April 30 (Reuters) - Telecommunications services firm
Lumen Technologies ( LUMN ) missed Wall Street estimates for
first-quarter revenue on Tuesday, as customers move away from
its core local wireline telephone services to wireless carriers.
The Monroe, Louisiana-based firm has been facing continued
demand weakness coupled with massive debt, while a decline in
traditional internet services has hurt its top-line growth.
It had earlier said the macro environment and the overhang
of its creditor discussions would pressure results over the next
few quarters.
Lumen has a network of fiber optic and copper cables and
provides cloud-based communication services and IT solutions to
businesses and users, helping them manage calls, messages and
video meetings via a single interface.
The company posted net revenue of $3.29 billion in the first
quarter, compared with analysts' average estimate of $3.37
billion according to LSEG data, a 12% fall from a year earlier.
On an adjusted basis, it posted a loss of 4 cents per share
in the first quarter, compared with earnings of $0.10 per share
a year ago.
Revenue from Lumen's nurture segment - which includes
ethernet - was down 15%, to $777 million in the quarter. It
posted revenues of $582 million from its harvest segment that
includes voice products, down 17.6% over last year.
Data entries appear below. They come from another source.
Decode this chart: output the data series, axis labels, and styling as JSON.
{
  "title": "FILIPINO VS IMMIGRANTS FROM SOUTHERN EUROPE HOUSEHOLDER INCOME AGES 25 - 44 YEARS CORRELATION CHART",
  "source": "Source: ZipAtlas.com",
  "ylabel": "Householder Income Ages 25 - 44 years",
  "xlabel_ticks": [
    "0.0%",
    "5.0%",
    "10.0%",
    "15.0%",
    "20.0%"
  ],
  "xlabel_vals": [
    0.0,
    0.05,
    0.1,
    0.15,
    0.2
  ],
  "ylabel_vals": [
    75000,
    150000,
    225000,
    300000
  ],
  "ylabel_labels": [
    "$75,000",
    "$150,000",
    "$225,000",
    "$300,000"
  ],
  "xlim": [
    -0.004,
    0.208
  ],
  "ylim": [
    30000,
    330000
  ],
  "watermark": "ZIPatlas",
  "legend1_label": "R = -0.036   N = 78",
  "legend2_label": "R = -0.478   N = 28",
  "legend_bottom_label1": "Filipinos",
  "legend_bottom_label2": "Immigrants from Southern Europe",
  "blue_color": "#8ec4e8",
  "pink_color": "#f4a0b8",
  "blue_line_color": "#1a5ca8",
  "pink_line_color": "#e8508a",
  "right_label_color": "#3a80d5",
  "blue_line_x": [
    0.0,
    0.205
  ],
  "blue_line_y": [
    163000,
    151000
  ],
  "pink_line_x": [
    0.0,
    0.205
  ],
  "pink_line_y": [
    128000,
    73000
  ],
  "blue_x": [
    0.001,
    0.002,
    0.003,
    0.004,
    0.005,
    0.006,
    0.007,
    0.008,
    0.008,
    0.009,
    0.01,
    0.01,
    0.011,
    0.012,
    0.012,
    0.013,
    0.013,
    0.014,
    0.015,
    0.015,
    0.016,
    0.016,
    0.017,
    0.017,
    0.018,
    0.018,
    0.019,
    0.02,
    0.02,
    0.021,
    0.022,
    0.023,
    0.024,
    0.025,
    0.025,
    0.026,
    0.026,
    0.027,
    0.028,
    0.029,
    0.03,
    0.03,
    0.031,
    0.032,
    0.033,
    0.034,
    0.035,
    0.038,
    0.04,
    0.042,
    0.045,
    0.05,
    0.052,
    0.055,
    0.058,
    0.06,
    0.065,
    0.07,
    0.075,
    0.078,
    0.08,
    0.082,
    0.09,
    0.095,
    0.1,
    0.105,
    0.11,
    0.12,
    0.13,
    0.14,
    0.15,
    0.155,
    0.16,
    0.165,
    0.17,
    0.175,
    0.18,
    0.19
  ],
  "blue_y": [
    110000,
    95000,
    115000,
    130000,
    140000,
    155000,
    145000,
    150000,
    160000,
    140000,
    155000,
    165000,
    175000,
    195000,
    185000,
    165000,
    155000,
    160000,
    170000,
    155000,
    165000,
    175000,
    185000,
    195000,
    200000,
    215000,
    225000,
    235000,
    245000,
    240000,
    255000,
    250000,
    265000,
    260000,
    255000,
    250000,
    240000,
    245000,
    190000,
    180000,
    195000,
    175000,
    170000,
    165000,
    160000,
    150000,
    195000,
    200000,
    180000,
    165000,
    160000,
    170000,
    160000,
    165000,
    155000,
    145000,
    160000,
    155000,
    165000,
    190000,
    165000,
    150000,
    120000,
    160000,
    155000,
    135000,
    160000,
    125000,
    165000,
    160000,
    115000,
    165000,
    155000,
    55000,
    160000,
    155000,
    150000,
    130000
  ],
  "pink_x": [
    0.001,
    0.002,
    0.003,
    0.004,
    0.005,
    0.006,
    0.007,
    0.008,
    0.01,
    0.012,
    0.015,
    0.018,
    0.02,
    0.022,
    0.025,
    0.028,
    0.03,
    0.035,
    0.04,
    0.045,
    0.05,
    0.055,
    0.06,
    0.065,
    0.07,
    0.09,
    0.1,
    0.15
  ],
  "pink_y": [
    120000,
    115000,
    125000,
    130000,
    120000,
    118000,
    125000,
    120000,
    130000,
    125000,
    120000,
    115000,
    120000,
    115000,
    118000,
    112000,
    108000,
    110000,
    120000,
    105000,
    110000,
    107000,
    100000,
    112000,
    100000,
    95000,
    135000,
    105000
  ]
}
Lumen has said it continues to expect headwinds in these
categories.
The firm plans to reduce its workforce by less than 7% and
that would be completed by the second quarter, it said earlier
this month.
In January, the company said it had signed a deal with a
group of lenders that would push out its debt maturities to at
least 2029 and provide it with access to more than $2 billion in
fresh capital.
Lumen completed the sale of its EMEA business to
London-based Colt Technology for $1.8 billion in November, as
part of a digital transformation process necessary to hold out
against bigger rivals in the long run.